Narracja jest taka jak zawsze: to człowiekowi stała się krzywda. Mieszkańcom, wczasowiczom, biznesom, rybakom, którzy nie będą mogli spędzać miło czas nad wodą, rozrywając wnętrza delikatnych rybich pyszczków. Obecnym i przyszłym ludziom.
Wstyd mi, kiedy z empatią, smutkiem i bólem mówią o tych zabitych stworzeniach ludzie spoza Kościoła, często deklarujący ateizm. Takich głosów jest w przestrzeni medialnej mnóstwo, a nikt z moich braci w wierze, z duszpasterzy mojego Kościoła nie zabiera głosu. Potrzebny jest głos w obronie plemienia innych istot, które ludzkie plemię poddało eksterminacji. A tu nikt nie współczuje, nie przeprasza. A jeżeli nawet współczuje, to nie mówi tego, bo ból zwierząt to coś, o czym się w Kościele nie mówi, gdyż…

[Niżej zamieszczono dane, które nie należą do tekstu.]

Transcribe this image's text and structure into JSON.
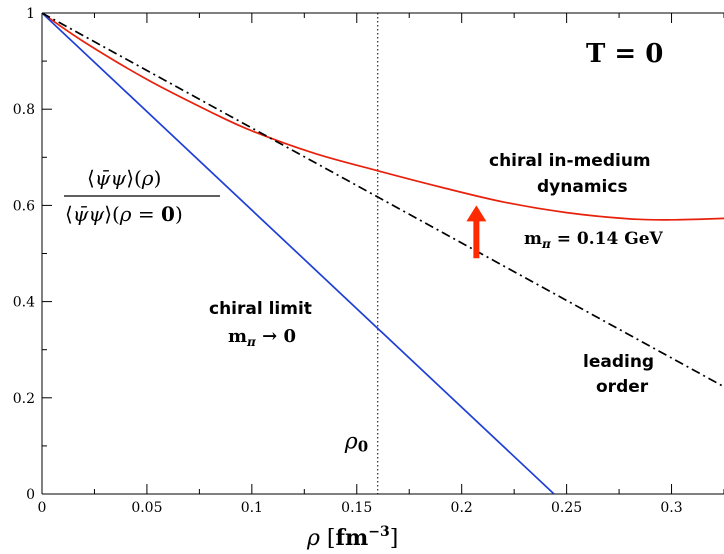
{
  "chart_data": {
    "type": "line",
    "title": "",
    "xlabel": "ρ  [fm⁻³]",
    "ylabel": "⟨ψ̄ψ⟩(ρ) / ⟨ψ̄ψ⟩(ρ = 0)",
    "xlim": [
      0,
      0.325
    ],
    "ylim": [
      0,
      1
    ],
    "x_ticks": [
      "0",
      "0.05",
      "0.1",
      "0.15",
      "0.2",
      "0.25",
      "0.3"
    ],
    "y_ticks": [
      "0",
      "0.2",
      "0.4",
      "0.6",
      "0.8",
      "1"
    ],
    "grid": false,
    "series": [
      {
        "name": "chiral in-medium dynamics",
        "sublabel": "mπ = 0.14 GeV",
        "color": "#e8210c",
        "style": "solid",
        "x": [
          0,
          0.02,
          0.05,
          0.08,
          0.1,
          0.13,
          0.16,
          0.19,
          0.22,
          0.25,
          0.28,
          0.3,
          0.325
        ],
        "y": [
          1.0,
          0.94,
          0.862,
          0.795,
          0.755,
          0.708,
          0.672,
          0.638,
          0.607,
          0.585,
          0.572,
          0.57,
          0.573
        ]
      },
      {
        "name": "chiral limit",
        "sublabel": "mπ → 0",
        "color": "#1f3fd6",
        "style": "solid",
        "x": [
          0,
          0.244
        ],
        "y": [
          1.0,
          0.0
        ]
      },
      {
        "name": "leading order",
        "sublabel": "",
        "color": "#000000",
        "style": "dashdot",
        "x": [
          0,
          0.325
        ],
        "y": [
          1.0,
          0.223
        ]
      }
    ],
    "reference_line": {
      "x": 0.16,
      "label": "ρ0",
      "style": "dotted"
    },
    "annotation_T": "T = 0",
    "arrow": {
      "x": 0.207,
      "y_from": 0.49,
      "y_to": 0.6,
      "color": "#ff2a00"
    }
  }
}
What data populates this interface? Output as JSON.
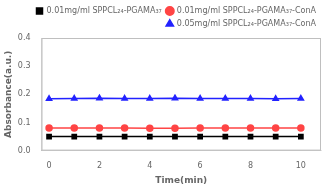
{
  "chart_data": {
    "type": "line",
    "x": [
      0,
      1,
      2,
      3,
      4,
      5,
      6,
      7,
      8,
      9,
      10
    ],
    "series": [
      {
        "name": "0.01mg/ml SPPCL₂₄-PGAMA₃₇",
        "color": "black",
        "marker": "square",
        "values": [
          0.05,
          0.05,
          0.05,
          0.05,
          0.05,
          0.05,
          0.05,
          0.05,
          0.05,
          0.05,
          0.05
        ]
      },
      {
        "name": "0.01mg/ml SPPCL₂₄-PGAMA₃₇-ConA",
        "color": "#ff4444",
        "marker": "circle",
        "values": [
          0.08,
          0.08,
          0.08,
          0.08,
          0.079,
          0.079,
          0.08,
          0.08,
          0.08,
          0.08,
          0.08
        ]
      },
      {
        "name": "0.05mg/ml SPPCL₂₄-PGAMA₃₇-ConA",
        "color": "#2222ff",
        "marker": "triangle",
        "values": [
          0.184,
          0.185,
          0.186,
          0.185,
          0.185,
          0.186,
          0.185,
          0.185,
          0.185,
          0.184,
          0.185
        ]
      }
    ],
    "x_label": "Time(min)",
    "y_label": "Absorbance(a.u.)",
    "xlim": [
      -0.3,
      10.8
    ],
    "xticks": [
      0,
      2,
      4,
      6,
      8,
      10
    ],
    "ylim": [
      0.0,
      0.4
    ],
    "yticks": [
      {
        "value": 0.0,
        "label": "0.0"
      },
      0.1,
      0.2,
      0.3,
      0.4
    ],
    "grid": false,
    "legend": "upper right"
  }
}
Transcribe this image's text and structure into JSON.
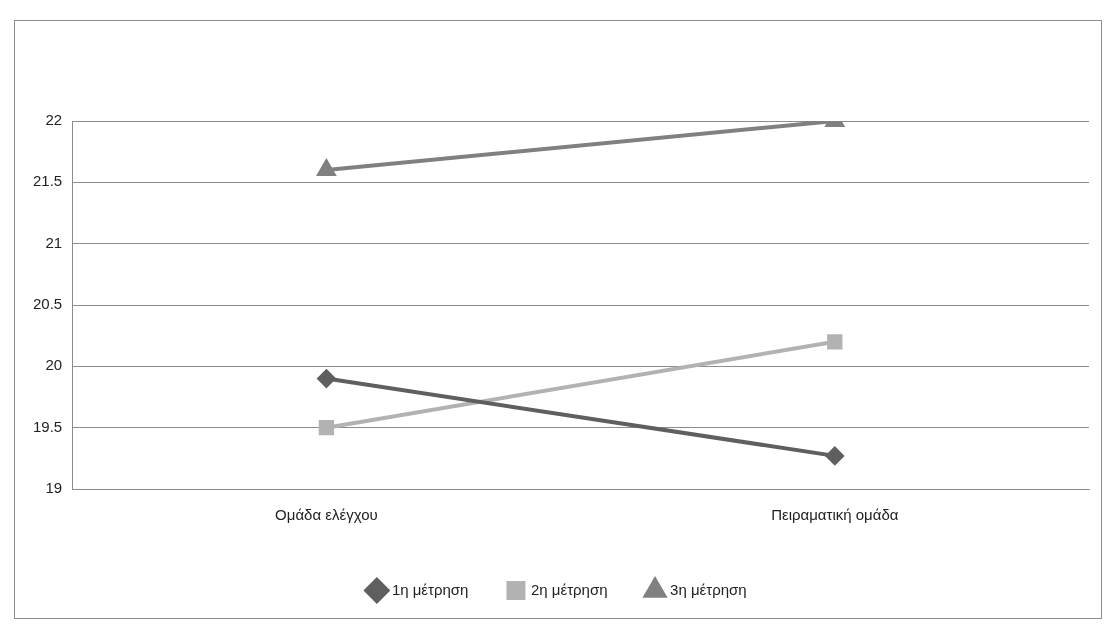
{
  "chart_data": {
    "type": "line",
    "categories": [
      "Ομάδα ελέγχου",
      "Πειραματική ομάδα"
    ],
    "series": [
      {
        "name": "1η μέτρηση",
        "color": "#5f5f5f",
        "values": [
          19.9,
          19.27
        ],
        "marker": "diamond"
      },
      {
        "name": "2η μέτρηση",
        "color": "#b2b2b2",
        "values": [
          19.5,
          20.2
        ],
        "marker": "square"
      },
      {
        "name": "3η μέτρηση",
        "color": "#808080",
        "values": [
          21.6,
          22.0
        ],
        "marker": "triangle"
      }
    ],
    "ylim": [
      19,
      22
    ],
    "yticks": [
      19,
      19.5,
      20,
      20.5,
      21,
      21.5,
      22
    ],
    "grid": "y",
    "legend": "bottom",
    "line_style": "solid"
  }
}
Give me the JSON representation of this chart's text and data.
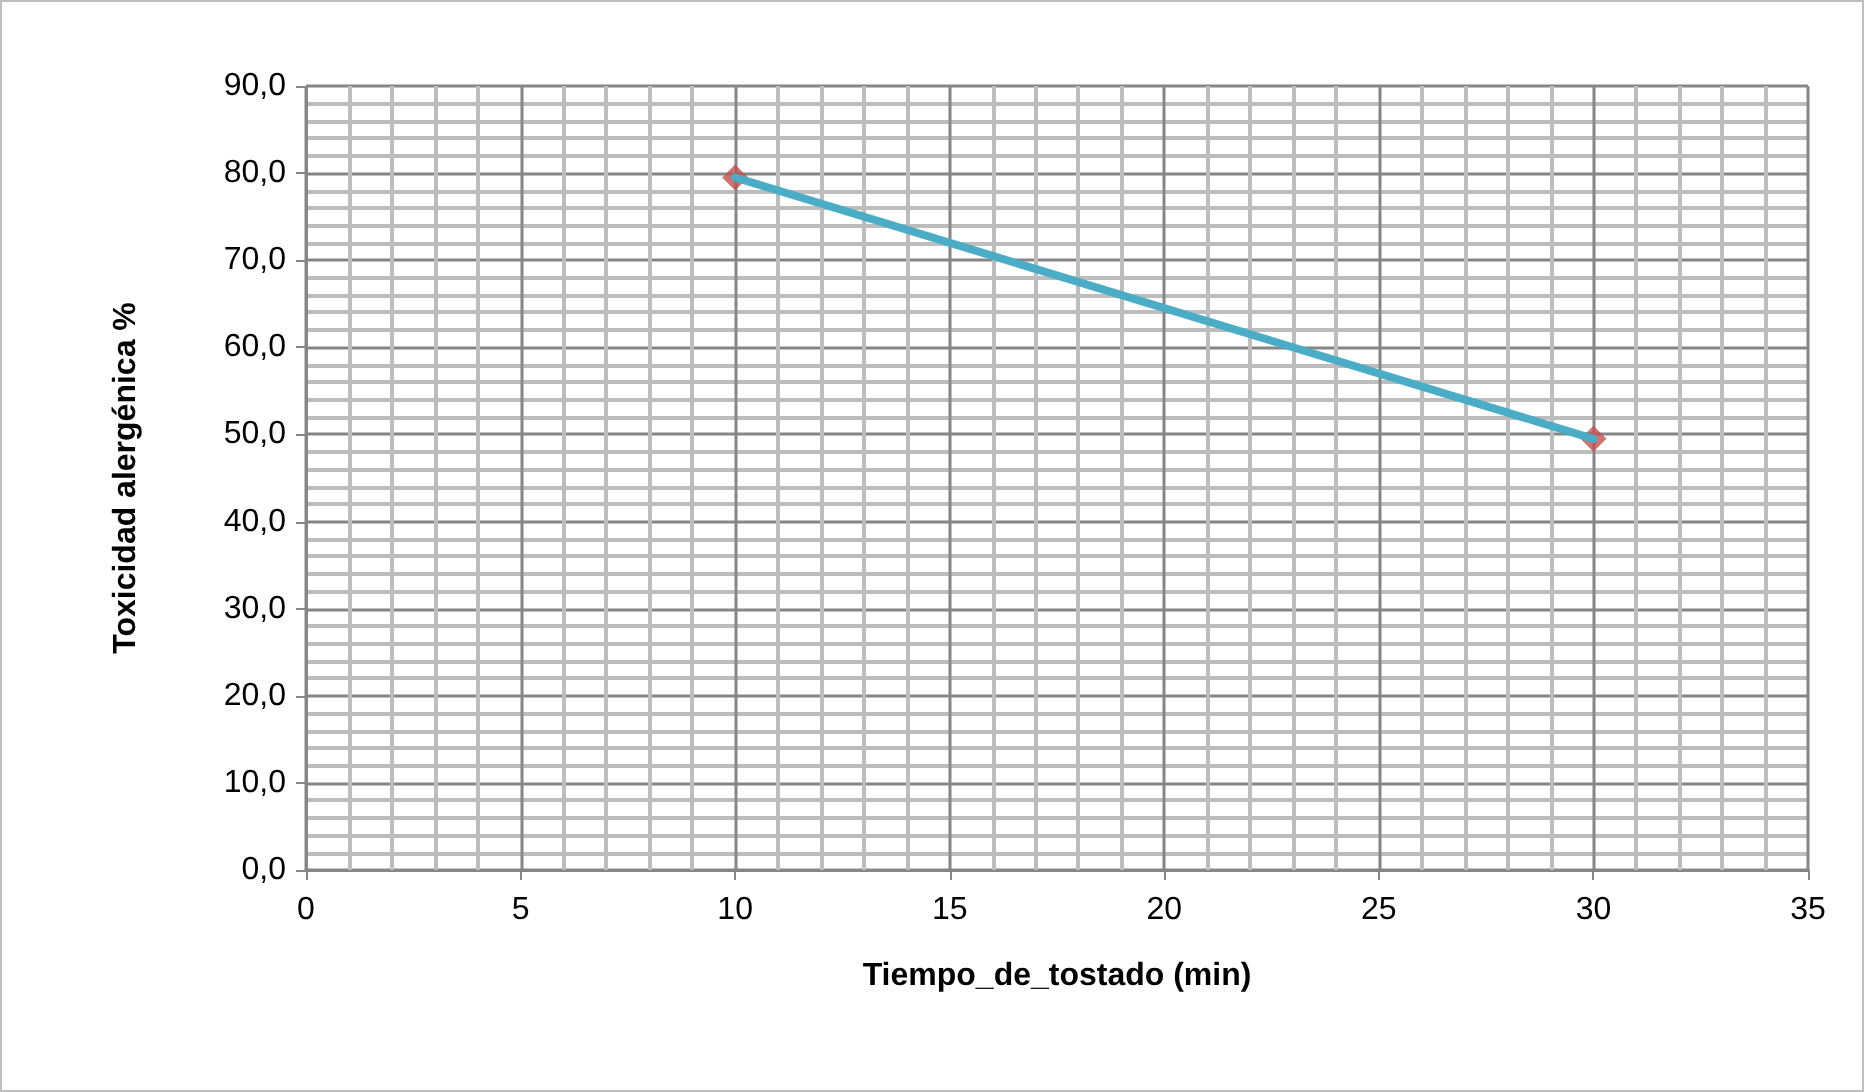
{
  "chart_data": {
    "type": "scatter",
    "xlabel": "Tiempo_de_tostado (min)",
    "ylabel": "Toxicidad alergénica %",
    "series": [
      {
        "color": "#c0504d",
        "values": [
          79.5,
          49.5
        ],
        "marker": "diamond"
      },
      {
        "type": "line",
        "color": "#4bacc6",
        "values": [
          79.5,
          49.5
        ],
        "marker": "none"
      }
    ],
    "x": [
      10,
      30
    ],
    "xlim": [
      0,
      35
    ],
    "xticks": [
      0,
      5,
      10,
      15,
      20,
      25,
      30,
      35
    ],
    "ylim": [
      0,
      90
    ],
    "yticks": [
      {
        "value": 0,
        "label": "0,0"
      },
      {
        "value": 10,
        "label": "10,0"
      },
      {
        "value": 20,
        "label": "20,0"
      },
      {
        "value": 30,
        "label": "30,0"
      },
      {
        "value": 40,
        "label": "40,0"
      },
      {
        "value": 50,
        "label": "50,0"
      },
      {
        "value": 60,
        "label": "60,0"
      },
      {
        "value": 70,
        "label": "70,0"
      },
      {
        "value": 80,
        "label": "80,0"
      },
      {
        "value": 90,
        "label": "90,0"
      }
    ],
    "grid": true
  }
}
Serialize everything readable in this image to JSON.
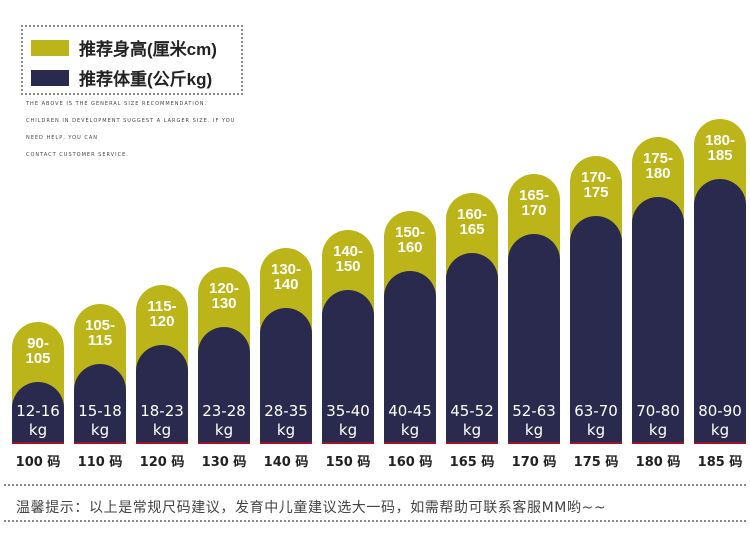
{
  "legend": {
    "height_label": "推荐身高(厘米cm)",
    "weight_label": "推荐体重(公斤kg)",
    "height_color": "#bcb51a",
    "weight_color": "#2a2a4f"
  },
  "notes": [
    "THE ABOVE IS THE GENERAL SIZE RECOMMENDATION.",
    "CHILDREN IN DEVELOPMENT SUGGEST A LARGER SIZE. IF YOU",
    "NEED HELP, YOU CAN",
    "CONTACT CUSTOMER SERVICE."
  ],
  "sizes": [
    {
      "size": "100 码",
      "height": "90-\n105",
      "weight": "12-16\nkg"
    },
    {
      "size": "110 码",
      "height": "105-\n115",
      "weight": "15-18\nkg"
    },
    {
      "size": "120 码",
      "height": "115-\n120",
      "weight": "18-23\nkg"
    },
    {
      "size": "130 码",
      "height": "120-\n130",
      "weight": "23-28\nkg"
    },
    {
      "size": "140 码",
      "height": "130-\n140",
      "weight": "28-35\nkg"
    },
    {
      "size": "150 码",
      "height": "140-\n150",
      "weight": "35-40\nkg"
    },
    {
      "size": "160 码",
      "height": "150-\n160",
      "weight": "40-45\nkg"
    },
    {
      "size": "165 码",
      "height": "160-\n165",
      "weight": "45-52\nkg"
    },
    {
      "size": "170 码",
      "height": "165-\n170",
      "weight": "52-63\nkg"
    },
    {
      "size": "175 码",
      "height": "170-\n175",
      "weight": "63-70\nkg"
    },
    {
      "size": "180 码",
      "height": "175-\n180",
      "weight": "70-80\nkg"
    },
    {
      "size": "185 码",
      "height": "180-\n185",
      "weight": "80-90\nkg"
    }
  ],
  "tip": "温馨提示：以上是常规尺码建议，发育中儿童建议选大一码，如需帮助可联系客服MM哟~~"
}
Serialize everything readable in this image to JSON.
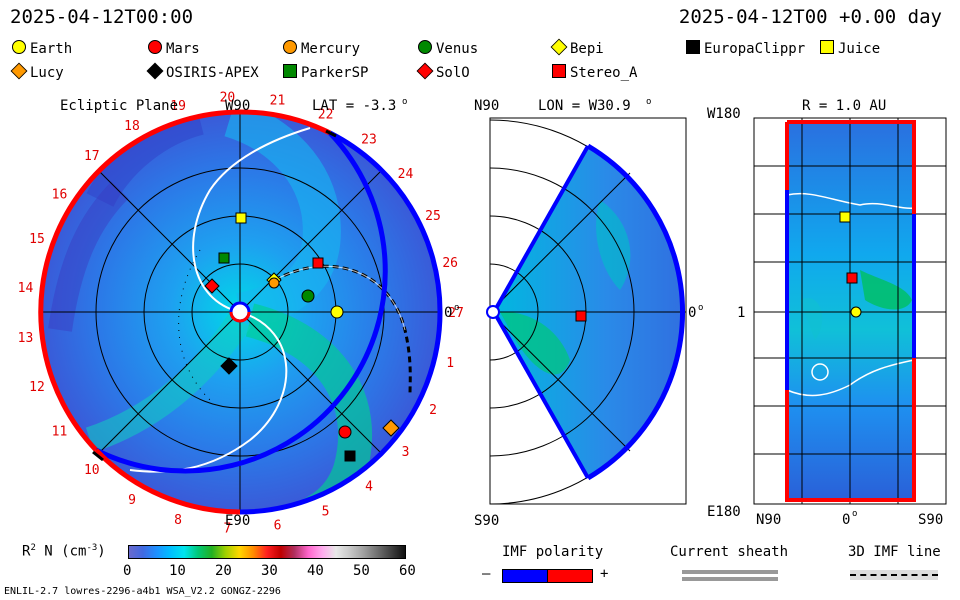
{
  "header": {
    "timestamp_left": "2025-04-12T00:00",
    "timestamp_right": "2025-04-12T00 +0.00 day"
  },
  "legend": [
    {
      "name": "Earth",
      "shape": "circle",
      "color": "#ffff00"
    },
    {
      "name": "Mars",
      "shape": "circle",
      "color": "#ff0000"
    },
    {
      "name": "Mercury",
      "shape": "circle",
      "color": "#ff9900"
    },
    {
      "name": "Venus",
      "shape": "circle",
      "color": "#008800"
    },
    {
      "name": "Bepi",
      "shape": "diamond",
      "color": "#ffff00"
    },
    {
      "name": "EuropaClippr",
      "shape": "square",
      "color": "#000000"
    },
    {
      "name": "Juice",
      "shape": "square",
      "color": "#ffff00"
    },
    {
      "name": "Lucy",
      "shape": "diamond",
      "color": "#ff9900"
    },
    {
      "name": "OSIRIS-APEX",
      "shape": "diamond",
      "color": "#000000"
    },
    {
      "name": "ParkerSP",
      "shape": "square",
      "color": "#008800"
    },
    {
      "name": "SolO",
      "shape": "diamond",
      "color": "#ff0000"
    },
    {
      "name": "Stereo_A",
      "shape": "square",
      "color": "#ff0000"
    }
  ],
  "ecliptic_panel": {
    "title": "Ecliptic Plane",
    "lat_label": "LAT = -3.3",
    "top_label": "W90",
    "bottom_label": "E90",
    "right_label": "0",
    "degree_mark": "o",
    "carrington_ticks": [
      "27",
      "1",
      "2",
      "3",
      "4",
      "5",
      "6",
      "7",
      "8",
      "9",
      "10",
      "11",
      "12",
      "13",
      "14",
      "15",
      "16",
      "17",
      "18",
      "19",
      "20",
      "21",
      "22",
      "23",
      "24",
      "25",
      "26"
    ]
  },
  "meridional_panel": {
    "lon_label": "LON = W30.9",
    "top_label": "N90",
    "bottom_label": "S90",
    "right_label": "0",
    "degree_mark": "o"
  },
  "radial_panel": {
    "r_label": "R = 1.0 AU",
    "top_left_label": "W180",
    "mid_left_label": "1",
    "bottom_left_label": "E180",
    "x_left_label": "N90",
    "x_mid_label": "0",
    "x_right_label": "S90",
    "degree_mark": "o"
  },
  "colorbar": {
    "label_prefix": "R",
    "label_sup": "2",
    "label_rest": " N (cm",
    "label_exp": "-3",
    "label_close": ")",
    "ticks": [
      "0",
      "10",
      "20",
      "30",
      "40",
      "50",
      "60"
    ]
  },
  "imf_polarity": {
    "title": "IMF polarity",
    "minus": "–",
    "plus": "+",
    "neg_color": "#0000ff",
    "pos_color": "#ff0000"
  },
  "current_sheath": {
    "title": "Current sheath"
  },
  "imf_3d": {
    "title": "3D IMF line"
  },
  "footer": {
    "model_info": "ENLIL-2.7 lowres-2296-a4b1 WSA_V2.2 GONGZ-2296"
  }
}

Nie będę kończyć tego zdania. Zastanówmy się wspólnie, dlaczego. Powiedzcie, dlaczego?
2 Komentarze
Barbaro, tak jest – i niestety będzie. Niedawno Wojtek Szczypka szczerze wyznał, że próba pozyskania refleksji teologa moralnego (choćby o naszym raporcie nt. troski o stworzenie) skończyła się lekceważącym wzruszeniem ramion – bo zapewne nie jest to dla teologa żaden problem moralny czy teologiczny. Rzeczywiście, ekologią są zainteresowane osoby spoza kręgu naszego „kościoła instytucjonalnego. Na obecne władze państwa (wciąż paradujące pod religijnymi sztandarami) tym bardziej nie ma co liczyć. Raportu o przyczynach hekatomby życia w Odrze (choćby dla przestrogi i nauki na przyszłość) nie ma i nie będzie. Za to jest europoseł ziemi opolskiej z jego „hatakumbą”. Cóż, pewnie postrzegamy rzeczywistość inaczej, inaczej postrzegamy teologię, sięgamy do innych wierszy, inaczej czujemy otaczający nas świat. I tego nie zmienimy, możemy tylko pozostać sobą. Co do poezji – te dwa fragmenty „Elegii ósmej” Rainera Marii Rilkego niech będą podsumowaniem:
„Co jest więc tam, na zewnątrz, wiemy tylko
z reakcji zwierząt. Bo już jako dzieci
zmusza się nas do tego, aby widzieć –
tym odwróconym wzrokiem – tylko kształty,
a nie ów bezkres niepodłegły śmierci
dany zwierzętom. Dla nas wszystko, zawsze,
podlega śmierci, gdy wolne zwierzęta
nawet nie wiedzą, co to jest. Są z Bogiem.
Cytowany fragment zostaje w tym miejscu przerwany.